HTML parsing is appropriate when:
- No official REST or GraphQL API exists
- Data is publicly visible
- You need lightweight read-only access
- The page structure is relatively stable
⚠️ Always verify the website’s Terms of Service and robots.txt before scraping.
Technology Stack
- Kotlin (JVM)
- Jsoup – HTML parser with jQuery-like selectors
- Optional: OkHttp (for advanced networking)
Adding Jsoup to Your Kotlin Project
Gradle (Kotlin DSL)
dependencies {
implementation("org.jsoup:jsoup:1.17.2")
}
Understanding the Page Structure
Most ranking pages follow a predictable HTML pattern:
- A container for the list
- Repeating elements for each item
- Nested tags for:
- position
- title
- author / artist / description
Using browser DevTools (Inspect Element), identify:
- Common parent container
- Repeating row structure
- Semantic tags (
h2,h3,span, etc.)
Data Model (Best Practice)
Create a clean domain model to decouple parsing from business logic.
data class RankedItem(
val position: Int,
val title: String,
val subtitle: String
)
Fetching and Parsing the Page
Basic Kotlin + Jsoup Example
import org.jsoup.Jsoup
fun main() {
val document = Jsoup
.connect("https://example.com/ranking-page")
.userAgent("Mozilla/5.0")
.timeout(10_000)
.get()
val items = mutableListOf<RankedItem>()
val rows = document.select("div.ranking-item") // example selector
for (row in rows) {
val position = row.selectFirst(".position")?.text()?.toIntOrNull()
val title = row.selectFirst(".title")?.text()
val subtitle = row.selectFirst(".subtitle")?.text()

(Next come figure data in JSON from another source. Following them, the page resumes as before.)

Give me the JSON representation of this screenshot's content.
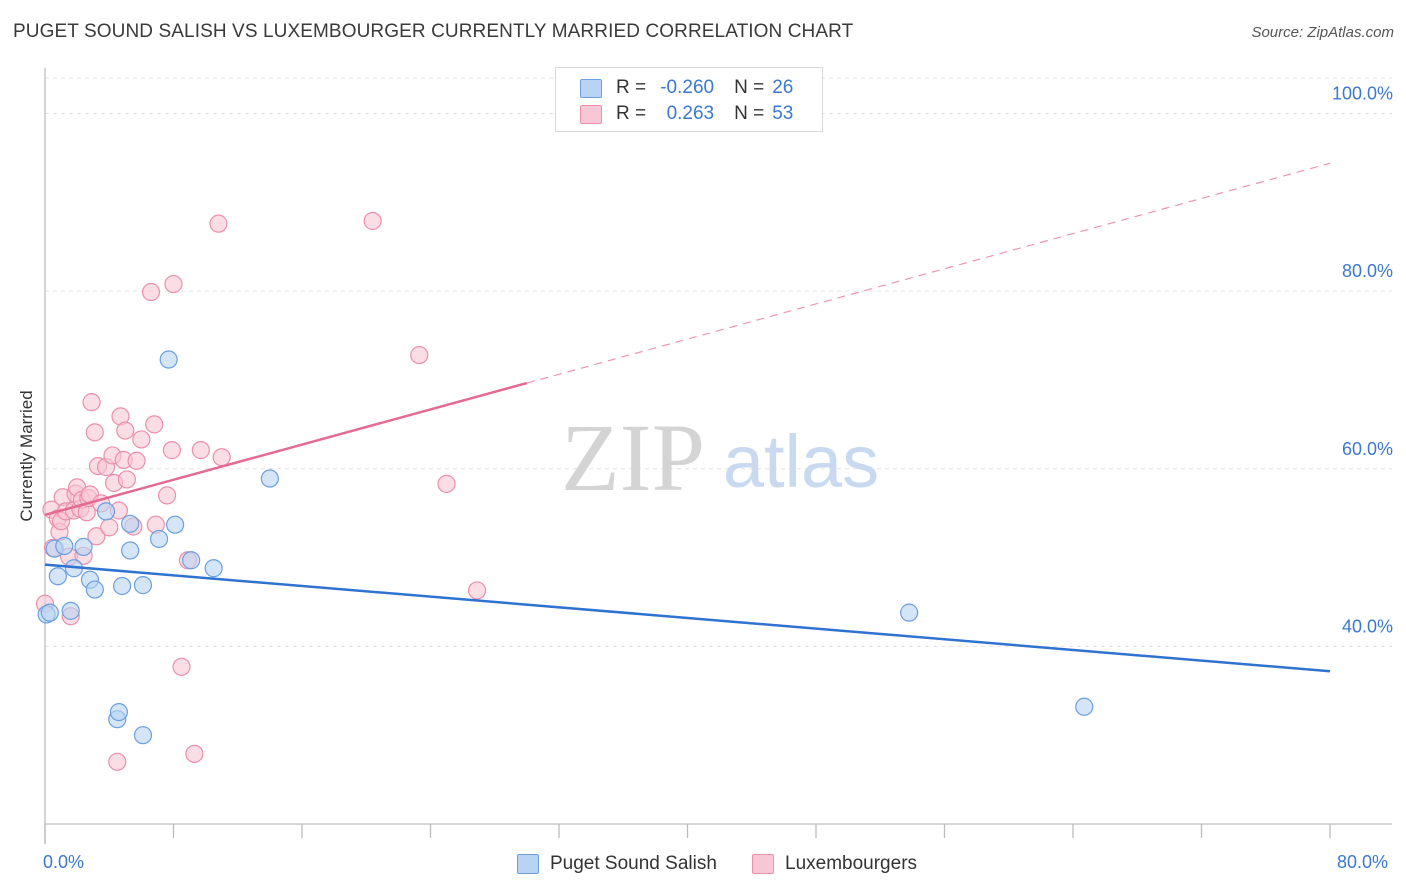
{
  "header": {
    "title": "PUGET SOUND SALISH VS LUXEMBOURGER CURRENTLY MARRIED CORRELATION CHART",
    "source": "Source: ZipAtlas.com"
  },
  "legend": {
    "r_label": "R =",
    "n_label": "N =",
    "items": [
      {
        "r": "-0.260",
        "n": "26"
      },
      {
        "r": "0.263",
        "n": "53"
      }
    ]
  },
  "watermark": {
    "zip": "ZIP",
    "atlas": "atlas"
  },
  "colors": {
    "blue_fill": "#b8d3f3",
    "blue_stroke": "#6b9fe0",
    "blue_line": "#2f73d0",
    "pink_fill": "#f8c6d4",
    "pink_stroke": "#ec8fab",
    "pink_line": "#e46a92",
    "tick_label": "#3b78d0",
    "grid": "#e3e3e3"
  },
  "chart_data": {
    "type": "scatter",
    "title": "PUGET SOUND SALISH VS LUXEMBOURGER CURRENTLY MARRIED CORRELATION CHART",
    "xlabel": "",
    "ylabel": "Currently Married",
    "xlim": [
      0,
      80
    ],
    "ylim": [
      20,
      104
    ],
    "x_tick_labels": [
      "0.0%",
      "80.0%"
    ],
    "y_ticks": [
      40,
      60,
      80,
      100
    ],
    "y_tick_labels": [
      "40.0%",
      "60.0%",
      "80.0%",
      "100.0%"
    ],
    "series": [
      {
        "name": "Puget Sound Salish",
        "color": "blue",
        "r": -0.26,
        "n": 26,
        "points": [
          [
            0.1,
            43.6
          ],
          [
            0.6,
            51.0
          ],
          [
            0.8,
            47.9
          ],
          [
            1.2,
            51.3
          ],
          [
            1.6,
            44.0
          ],
          [
            1.8,
            48.8
          ],
          [
            2.4,
            51.2
          ],
          [
            2.8,
            47.5
          ],
          [
            3.1,
            46.4
          ],
          [
            3.8,
            55.2
          ],
          [
            4.5,
            31.8
          ],
          [
            4.6,
            32.6
          ],
          [
            4.8,
            46.8
          ],
          [
            5.3,
            50.8
          ],
          [
            5.3,
            53.8
          ],
          [
            6.1,
            46.9
          ],
          [
            6.1,
            30.0
          ],
          [
            7.1,
            52.1
          ],
          [
            7.7,
            72.3
          ],
          [
            8.1,
            53.7
          ],
          [
            9.1,
            49.7
          ],
          [
            10.5,
            48.8
          ],
          [
            14.0,
            58.9
          ],
          [
            53.8,
            43.8
          ],
          [
            64.7,
            33.2
          ],
          [
            0.3,
            43.8
          ]
        ],
        "trend": {
          "x": [
            0,
            80
          ],
          "y": [
            49.2,
            37.2
          ],
          "solid_until": 80
        }
      },
      {
        "name": "Luxembourgers",
        "color": "pink",
        "r": 0.263,
        "n": 53,
        "points": [
          [
            0.0,
            44.8
          ],
          [
            0.4,
            55.4
          ],
          [
            0.5,
            51.1
          ],
          [
            0.8,
            54.4
          ],
          [
            0.9,
            52.9
          ],
          [
            1.0,
            54.1
          ],
          [
            1.1,
            56.8
          ],
          [
            1.3,
            55.2
          ],
          [
            1.5,
            50.1
          ],
          [
            1.6,
            43.4
          ],
          [
            1.8,
            55.3
          ],
          [
            1.9,
            57.2
          ],
          [
            2.0,
            57.9
          ],
          [
            2.2,
            55.5
          ],
          [
            2.3,
            56.5
          ],
          [
            2.4,
            50.2
          ],
          [
            2.6,
            55.1
          ],
          [
            2.7,
            56.7
          ],
          [
            2.8,
            57.1
          ],
          [
            2.9,
            67.5
          ],
          [
            3.1,
            64.1
          ],
          [
            3.2,
            52.4
          ],
          [
            3.3,
            60.3
          ],
          [
            3.5,
            56.1
          ],
          [
            3.8,
            60.2
          ],
          [
            4.0,
            53.4
          ],
          [
            4.2,
            61.5
          ],
          [
            4.3,
            58.4
          ],
          [
            4.5,
            27.0
          ],
          [
            4.6,
            55.3
          ],
          [
            4.7,
            65.9
          ],
          [
            4.9,
            61.0
          ],
          [
            5.0,
            64.3
          ],
          [
            5.1,
            58.8
          ],
          [
            5.5,
            53.5
          ],
          [
            5.7,
            60.9
          ],
          [
            6.0,
            63.3
          ],
          [
            6.6,
            79.9
          ],
          [
            6.8,
            65.0
          ],
          [
            6.9,
            53.7
          ],
          [
            7.6,
            57.0
          ],
          [
            7.9,
            62.1
          ],
          [
            8.0,
            80.8
          ],
          [
            8.5,
            37.7
          ],
          [
            8.9,
            49.7
          ],
          [
            9.3,
            27.9
          ],
          [
            9.7,
            62.1
          ],
          [
            10.8,
            87.6
          ],
          [
            11.0,
            61.3
          ],
          [
            20.4,
            87.9
          ],
          [
            23.3,
            72.8
          ],
          [
            25.0,
            58.3
          ],
          [
            26.9,
            46.3
          ]
        ],
        "trend": {
          "x": [
            0,
            80
          ],
          "y": [
            54.8,
            94.4
          ],
          "solid_until": 30
        }
      }
    ]
  }
}
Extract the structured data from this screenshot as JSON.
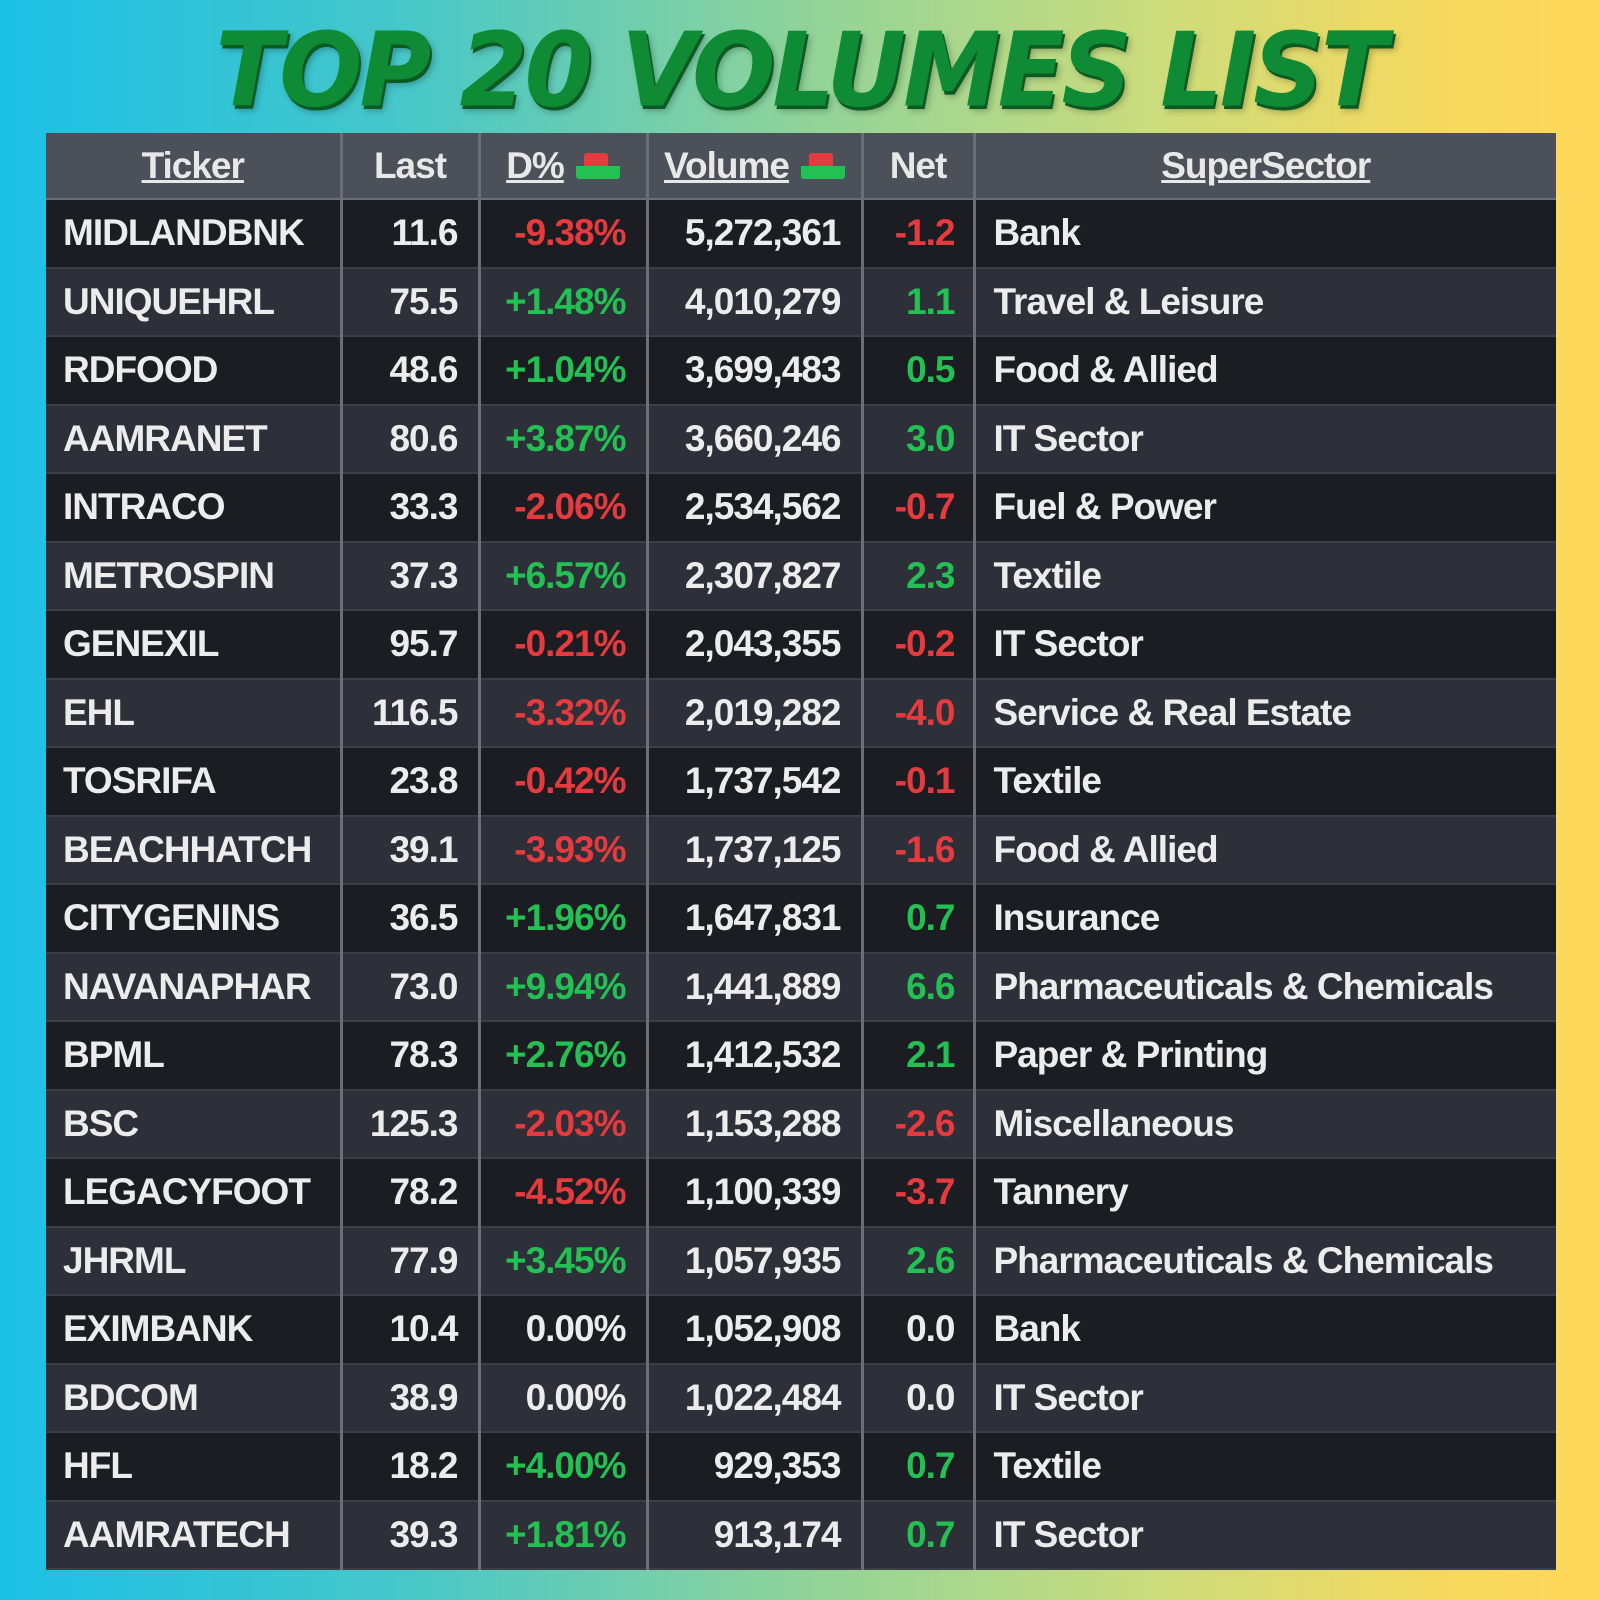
{
  "title": "TOP 20 VOLUMES  LIST",
  "headers": {
    "ticker": "Ticker",
    "last": "Last",
    "dpct": "D%",
    "volume": "Volume",
    "net": "Net",
    "sector": "SuperSector"
  },
  "sort_icon": "sort-indicator-icon",
  "colors": {
    "positive": "#23c153",
    "negative": "#e53a3e",
    "title": "#0f8a35"
  },
  "rows": [
    {
      "ticker": "MIDLANDBNK",
      "last": "11.6",
      "dpct": "-9.38%",
      "volume": "5,272,361",
      "net": "-1.2",
      "sector": "Bank",
      "trend": "neg"
    },
    {
      "ticker": "UNIQUEHRL",
      "last": "75.5",
      "dpct": "+1.48%",
      "volume": "4,010,279",
      "net": "1.1",
      "sector": "Travel & Leisure",
      "trend": "pos"
    },
    {
      "ticker": "RDFOOD",
      "last": "48.6",
      "dpct": "+1.04%",
      "volume": "3,699,483",
      "net": "0.5",
      "sector": "Food & Allied",
      "trend": "pos"
    },
    {
      "ticker": "AAMRANET",
      "last": "80.6",
      "dpct": "+3.87%",
      "volume": "3,660,246",
      "net": "3.0",
      "sector": "IT Sector",
      "trend": "pos"
    },
    {
      "ticker": "INTRACO",
      "last": "33.3",
      "dpct": "-2.06%",
      "volume": "2,534,562",
      "net": "-0.7",
      "sector": "Fuel & Power",
      "trend": "neg"
    },
    {
      "ticker": "METROSPIN",
      "last": "37.3",
      "dpct": "+6.57%",
      "volume": "2,307,827",
      "net": "2.3",
      "sector": "Textile",
      "trend": "pos"
    },
    {
      "ticker": "GENEXIL",
      "last": "95.7",
      "dpct": "-0.21%",
      "volume": "2,043,355",
      "net": "-0.2",
      "sector": "IT Sector",
      "trend": "neg"
    },
    {
      "ticker": "EHL",
      "last": "116.5",
      "dpct": "-3.32%",
      "volume": "2,019,282",
      "net": "-4.0",
      "sector": "Service & Real Estate",
      "trend": "neg"
    },
    {
      "ticker": "TOSRIFA",
      "last": "23.8",
      "dpct": "-0.42%",
      "volume": "1,737,542",
      "net": "-0.1",
      "sector": "Textile",
      "trend": "neg"
    },
    {
      "ticker": "BEACHHATCH",
      "last": "39.1",
      "dpct": "-3.93%",
      "volume": "1,737,125",
      "net": "-1.6",
      "sector": "Food & Allied",
      "trend": "neg"
    },
    {
      "ticker": "CITYGENINS",
      "last": "36.5",
      "dpct": "+1.96%",
      "volume": "1,647,831",
      "net": "0.7",
      "sector": "Insurance",
      "trend": "pos"
    },
    {
      "ticker": "NAVANAPHAR",
      "last": "73.0",
      "dpct": "+9.94%",
      "volume": "1,441,889",
      "net": "6.6",
      "sector": "Pharmaceuticals & Chemicals",
      "trend": "pos"
    },
    {
      "ticker": "BPML",
      "last": "78.3",
      "dpct": "+2.76%",
      "volume": "1,412,532",
      "net": "2.1",
      "sector": "Paper & Printing",
      "trend": "pos"
    },
    {
      "ticker": "BSC",
      "last": "125.3",
      "dpct": "-2.03%",
      "volume": "1,153,288",
      "net": "-2.6",
      "sector": "Miscellaneous",
      "trend": "neg"
    },
    {
      "ticker": "LEGACYFOOT",
      "last": "78.2",
      "dpct": "-4.52%",
      "volume": "1,100,339",
      "net": "-3.7",
      "sector": "Tannery",
      "trend": "neg"
    },
    {
      "ticker": "JHRML",
      "last": "77.9",
      "dpct": "+3.45%",
      "volume": "1,057,935",
      "net": "2.6",
      "sector": "Pharmaceuticals & Chemicals",
      "trend": "pos"
    },
    {
      "ticker": "EXIMBANK",
      "last": "10.4",
      "dpct": "0.00%",
      "volume": "1,052,908",
      "net": "0.0",
      "sector": "Bank",
      "trend": "flat"
    },
    {
      "ticker": "BDCOM",
      "last": "38.9",
      "dpct": "0.00%",
      "volume": "1,022,484",
      "net": "0.0",
      "sector": "IT Sector",
      "trend": "flat"
    },
    {
      "ticker": "HFL",
      "last": "18.2",
      "dpct": "+4.00%",
      "volume": "929,353",
      "net": "0.7",
      "sector": "Textile",
      "trend": "pos"
    },
    {
      "ticker": "AAMRATECH",
      "last": "39.3",
      "dpct": "+1.81%",
      "volume": "913,174",
      "net": "0.7",
      "sector": "IT Sector",
      "trend": "pos"
    }
  ]
}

if (position != null && title != null && subtitle != null) {
items.add(
RankedItem(
position = position,
title = title,
subtitle = subtitle
)
)
}
}
items.forEach { println(it) }
}
Choosing the Right CSS Selectors
Jsoup supports full CSS selector syntax:
| Selector | Description |
|---|---|
.class | Elements with class |
#id | Element by ID |
div > h2 | Direct child |
div h2 | Any descendant |
:nth-child(n) | Positional selection |
Example
document.select("div.chart-entry h2")
Handling Encoding and Performance
Recommended Settings
Jsoup.connect(url)
.timeout(10_000)
.maxBodySize(2_000_000)
.userAgent("Mozilla/5.0")
Avoid
- Parsing entire pages repeatedly
- Blocking the UI thread (Android!)
- Hardcoding brittle selectors
Error Handling
Always assume the structure can change.
try {
val doc = Jsoup.connect(url).get()
} catch (ex: Exception) {
// log + fallback
}
Android-Specific Notes
- Use
Dispatchers.IO - Never run Jsoup on the main thread
- Consider caching results
withContext(Dispatchers.IO) {
Jsoup.connect(url).get()
}
SEO & Content Aggregation Use Cases
This approach is commonly used for:
- Music or media rankings
- News headlines aggregation
- Public statistics dashboards
- Market monitoring tools
- Research automation
Legal and Ethical Considerations
✔️ Public data only
✔️ Respect rate limits
✔️ No authentication bypass
❌ No personal data scraping
If long-term stability is required, request an official API whenever possible.
Final Thoughts
Using Kotlin + Jsoup provides a clean, expressive, and maintainable way to extract structured data from public web pages. With proper abstraction, selector hygiene, and error handling, this approach scales well for both backend services and Android applications.
When implemented responsibly, HTML parsing remains a powerful tool in a modern developer’s toolbox.